Our Story
In the spring of 1966 I was hired as a typewriter repairman trainee. The company was Yukon Office Supply in Anchorage, Alaska. They were the largest office machine store in Alaska, and the authorized Royal typewriter dealer. On my first day on the job, my service manager, Wally Hartley, who had been the service manager at the Royal factory service center in Missouri, sat me down in front of a manual Royal typewriter, model HHE. It was the start of an interesting and rewarding career.

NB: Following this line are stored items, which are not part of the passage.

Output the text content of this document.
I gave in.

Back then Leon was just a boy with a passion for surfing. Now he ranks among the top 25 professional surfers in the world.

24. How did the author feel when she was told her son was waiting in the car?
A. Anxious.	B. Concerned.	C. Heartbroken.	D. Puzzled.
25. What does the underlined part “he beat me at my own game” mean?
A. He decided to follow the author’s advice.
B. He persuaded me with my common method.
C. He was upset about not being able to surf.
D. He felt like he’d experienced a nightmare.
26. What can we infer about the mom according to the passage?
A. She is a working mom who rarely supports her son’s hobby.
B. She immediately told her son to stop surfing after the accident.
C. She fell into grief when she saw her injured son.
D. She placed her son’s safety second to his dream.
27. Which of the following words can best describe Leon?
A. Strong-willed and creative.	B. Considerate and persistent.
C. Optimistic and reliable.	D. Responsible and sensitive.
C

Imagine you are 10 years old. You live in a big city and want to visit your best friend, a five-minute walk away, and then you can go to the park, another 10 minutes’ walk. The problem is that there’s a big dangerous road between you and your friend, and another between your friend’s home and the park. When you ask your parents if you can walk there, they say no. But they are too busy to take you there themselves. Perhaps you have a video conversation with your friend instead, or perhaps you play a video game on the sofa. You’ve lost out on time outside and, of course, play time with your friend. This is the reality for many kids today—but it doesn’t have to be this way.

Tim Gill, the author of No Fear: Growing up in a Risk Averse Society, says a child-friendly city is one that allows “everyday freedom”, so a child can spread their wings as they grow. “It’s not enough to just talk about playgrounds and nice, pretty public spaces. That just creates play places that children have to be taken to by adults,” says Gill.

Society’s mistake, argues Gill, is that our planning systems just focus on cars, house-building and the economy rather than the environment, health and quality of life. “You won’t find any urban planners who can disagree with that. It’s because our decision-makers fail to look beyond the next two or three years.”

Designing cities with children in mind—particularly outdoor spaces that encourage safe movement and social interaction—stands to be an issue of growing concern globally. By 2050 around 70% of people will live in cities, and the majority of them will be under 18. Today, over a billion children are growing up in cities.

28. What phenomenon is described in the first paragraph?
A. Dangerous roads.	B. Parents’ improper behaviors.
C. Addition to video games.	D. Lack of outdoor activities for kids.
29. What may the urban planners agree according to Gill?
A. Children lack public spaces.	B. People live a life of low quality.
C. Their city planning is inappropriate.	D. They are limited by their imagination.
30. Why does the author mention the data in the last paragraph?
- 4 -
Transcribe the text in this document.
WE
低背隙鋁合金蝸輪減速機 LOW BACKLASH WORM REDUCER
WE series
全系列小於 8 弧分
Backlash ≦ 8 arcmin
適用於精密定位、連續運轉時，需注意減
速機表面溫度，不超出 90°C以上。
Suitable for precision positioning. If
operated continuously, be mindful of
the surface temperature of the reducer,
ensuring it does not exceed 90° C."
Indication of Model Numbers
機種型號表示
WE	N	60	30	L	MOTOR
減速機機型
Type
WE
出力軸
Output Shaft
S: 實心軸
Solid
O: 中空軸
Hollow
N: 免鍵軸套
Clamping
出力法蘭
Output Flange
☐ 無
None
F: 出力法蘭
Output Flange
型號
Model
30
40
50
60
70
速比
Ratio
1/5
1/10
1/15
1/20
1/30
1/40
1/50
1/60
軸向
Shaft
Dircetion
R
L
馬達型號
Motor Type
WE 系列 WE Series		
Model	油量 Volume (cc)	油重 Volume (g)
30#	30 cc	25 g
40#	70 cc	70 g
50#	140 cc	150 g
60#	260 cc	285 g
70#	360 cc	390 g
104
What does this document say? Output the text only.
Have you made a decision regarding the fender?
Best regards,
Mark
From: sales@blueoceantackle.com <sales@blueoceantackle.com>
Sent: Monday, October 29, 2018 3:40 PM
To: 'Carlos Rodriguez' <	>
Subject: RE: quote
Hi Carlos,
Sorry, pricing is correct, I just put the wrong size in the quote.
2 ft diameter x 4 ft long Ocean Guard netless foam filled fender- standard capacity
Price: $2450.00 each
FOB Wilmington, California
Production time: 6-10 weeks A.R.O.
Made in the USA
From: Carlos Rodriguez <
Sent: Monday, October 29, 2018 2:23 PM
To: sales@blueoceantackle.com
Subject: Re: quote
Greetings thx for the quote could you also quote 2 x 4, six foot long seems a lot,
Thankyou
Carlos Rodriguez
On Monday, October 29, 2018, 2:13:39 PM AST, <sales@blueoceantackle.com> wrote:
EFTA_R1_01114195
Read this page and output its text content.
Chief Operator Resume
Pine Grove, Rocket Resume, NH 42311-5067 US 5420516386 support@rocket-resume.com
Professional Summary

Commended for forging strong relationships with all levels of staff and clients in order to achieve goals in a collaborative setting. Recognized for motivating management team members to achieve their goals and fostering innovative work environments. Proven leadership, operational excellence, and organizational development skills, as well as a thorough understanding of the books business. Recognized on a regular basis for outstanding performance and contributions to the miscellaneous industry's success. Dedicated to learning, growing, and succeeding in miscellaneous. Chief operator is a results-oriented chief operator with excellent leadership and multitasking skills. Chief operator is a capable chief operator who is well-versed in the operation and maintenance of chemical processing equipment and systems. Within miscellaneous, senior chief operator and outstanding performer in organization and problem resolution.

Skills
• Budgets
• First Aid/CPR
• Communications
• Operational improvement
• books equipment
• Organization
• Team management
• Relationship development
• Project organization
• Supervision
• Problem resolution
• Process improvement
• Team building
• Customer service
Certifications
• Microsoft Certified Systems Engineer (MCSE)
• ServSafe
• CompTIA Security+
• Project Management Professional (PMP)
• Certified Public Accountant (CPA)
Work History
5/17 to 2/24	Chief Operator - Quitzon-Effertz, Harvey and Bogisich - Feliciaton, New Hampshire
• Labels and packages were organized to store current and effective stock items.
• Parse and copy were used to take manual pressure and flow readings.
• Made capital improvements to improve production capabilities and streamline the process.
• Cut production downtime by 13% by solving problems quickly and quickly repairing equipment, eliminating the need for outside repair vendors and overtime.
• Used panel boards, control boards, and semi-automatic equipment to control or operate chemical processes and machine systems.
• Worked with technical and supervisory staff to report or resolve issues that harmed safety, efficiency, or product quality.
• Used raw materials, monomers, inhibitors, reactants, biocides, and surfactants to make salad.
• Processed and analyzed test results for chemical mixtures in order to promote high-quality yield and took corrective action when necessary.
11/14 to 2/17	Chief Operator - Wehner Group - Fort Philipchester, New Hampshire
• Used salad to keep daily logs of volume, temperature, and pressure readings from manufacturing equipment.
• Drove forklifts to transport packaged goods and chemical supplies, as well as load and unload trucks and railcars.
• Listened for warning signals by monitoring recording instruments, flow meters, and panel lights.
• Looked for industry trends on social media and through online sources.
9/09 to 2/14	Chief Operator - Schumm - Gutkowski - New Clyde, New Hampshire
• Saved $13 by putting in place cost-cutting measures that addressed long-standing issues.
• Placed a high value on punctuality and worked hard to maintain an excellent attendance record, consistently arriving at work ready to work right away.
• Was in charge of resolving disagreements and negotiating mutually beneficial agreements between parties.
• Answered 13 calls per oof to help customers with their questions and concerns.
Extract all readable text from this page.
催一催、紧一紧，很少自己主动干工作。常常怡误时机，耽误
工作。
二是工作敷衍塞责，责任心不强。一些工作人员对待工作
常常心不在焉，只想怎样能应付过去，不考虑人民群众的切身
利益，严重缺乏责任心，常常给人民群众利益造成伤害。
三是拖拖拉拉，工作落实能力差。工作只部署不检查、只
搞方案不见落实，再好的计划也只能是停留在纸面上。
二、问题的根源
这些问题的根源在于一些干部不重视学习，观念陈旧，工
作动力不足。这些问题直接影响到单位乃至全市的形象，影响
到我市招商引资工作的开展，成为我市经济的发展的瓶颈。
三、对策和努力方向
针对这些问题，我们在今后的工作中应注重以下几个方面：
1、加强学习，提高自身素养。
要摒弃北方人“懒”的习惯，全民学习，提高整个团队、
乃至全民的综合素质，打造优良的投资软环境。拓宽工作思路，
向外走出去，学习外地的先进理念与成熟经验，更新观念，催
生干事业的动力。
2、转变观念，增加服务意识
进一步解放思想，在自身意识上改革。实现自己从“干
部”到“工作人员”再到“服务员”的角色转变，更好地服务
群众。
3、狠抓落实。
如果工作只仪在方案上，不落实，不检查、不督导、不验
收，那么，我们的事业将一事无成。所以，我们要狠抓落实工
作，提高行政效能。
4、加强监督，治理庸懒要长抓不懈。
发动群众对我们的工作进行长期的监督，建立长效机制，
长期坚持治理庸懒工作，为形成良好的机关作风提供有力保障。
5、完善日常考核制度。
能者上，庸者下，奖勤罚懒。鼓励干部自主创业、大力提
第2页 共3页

I had not typed on a typewriter since 1958, in Belton, Missouri, where I took a typing class because it was either typing, or a semester of home economics. Typing seemed more manly to me, so typing it was. I did not fare well in that class for two reasons, the teacher was too stern for me, and she used a metronome for rhythm, which I absolutely could not keep up with. The other reason was about 5 foot tall, curly brown hair, blue eyes, and she sat next to me in class. Needless to say, at 13 years old, typing was the last thing on my mind. To this day I can still see her typing away on her Underwood. I never got past 26 words per minute, to this day, I still think those classes should be segragated by sex.
Years later, when in boot camp at Parris Island, South Carolina, our drill instructor gathered us around him on the barracks floor, and began to ask questions: Can anyone play a musical instrument? Can anyone speak a foreign language? Can anyone type? I certainly did not raise my hand, for fear of embarrassing myself.
So, here I am in Anchorage with a Royal typewriter in front of me, and a brand new tool kit on my workbench. I did very well while in Anchorage and, by the fall of 1967, I was promoted to the service manager of the company’s southwest branch office in Juneau, Alaska. There I was trained on many machines, from dictating, calculator, micro film, copy machines, to mention a few.
John & Darlene Lewis
The start of my collection
By 1970 I was the service manager at Commercial Office Supply in Astoria, Oregon, the place where I fell in love with old mechanical antiques. The original owner of the business was retiring and needed to remove some personal items from the store’s basement. His name was Jack Whitliff and he was 86 years old. He had started the company some 50 years earlier and was much in need of retirement. He asked me if I would help him remove some machines from the basement to a storage building, and he would compensate me for my time. I had grown fond of him and thought nothing would suit me better.
I had not been in the basement in the six months that I had been there and had no idea what to expect. Just junk, I thought. Once in the basement I was shocked to see row after row of old machines setting on steel shelving. Jack had been saving, over the past 50 years, many of the old trade-in typewriters that he felt had either value, or historical significance. I had never seen, or knew there ever existed, an old vintage typewriter, most of which did not even look like what I thought a typewriter should look like. As I continued to help Jack clear out the basement, I had to ask, what are you going to do with all of these old machines? He replied, probably sell them in a garage sale. I had never heard the term Garage Sale, so I ask how much he would be able to sell them for. He replied, maybe a couple of dollars. That was it for me. I stood right up and asked if I could pick out three to keep if I worked all day just for them. He said yes, and I became the proud owner of a Blickensderfer #7 typewriter, a Smith Premier No. 2, and an Oliver #5 (with wooden base and tin cover).
At that time, I thought that I was the only person in the world that had one of these machines. Years later the internet spoiled it all for me! I still have the three of them.
From typewriters to phonographs
Nineteen-seventy was a good year for me; the house we were renting was owned by the same company’s bookkeeper and in the basement was a hand-crank 78 rpm record player. The crank would not build up any resistance so it would only play if you turned the platter with your fingers. I asked the owner what she wanted done with it and she ask me if I would dispose of it for her as she did not want it, and of course, I said yes. It was an upright oak-cased Columbia phonograph which I still have today.
Now I was a collector and well on my way to collecting hundreds of old mechanical goodies. Over the years I started my own office machine shop and never shied away from the service end of it.
During the past five decades I have had many chances to add to my collection and to my machine service skills. Currently I only sell and repair vintage typewriters and phonographs. These past few years I have sold most of my more collectible machines, and kept the ones I felt I needed either for parts, or for resale to beginning collectors and typists.
Recently, Darlene and I have cut our shop time down to three days a week. Although I am not in the shop as much any more, I still maintain a home shop where I can get out of Darlene’s way in the house!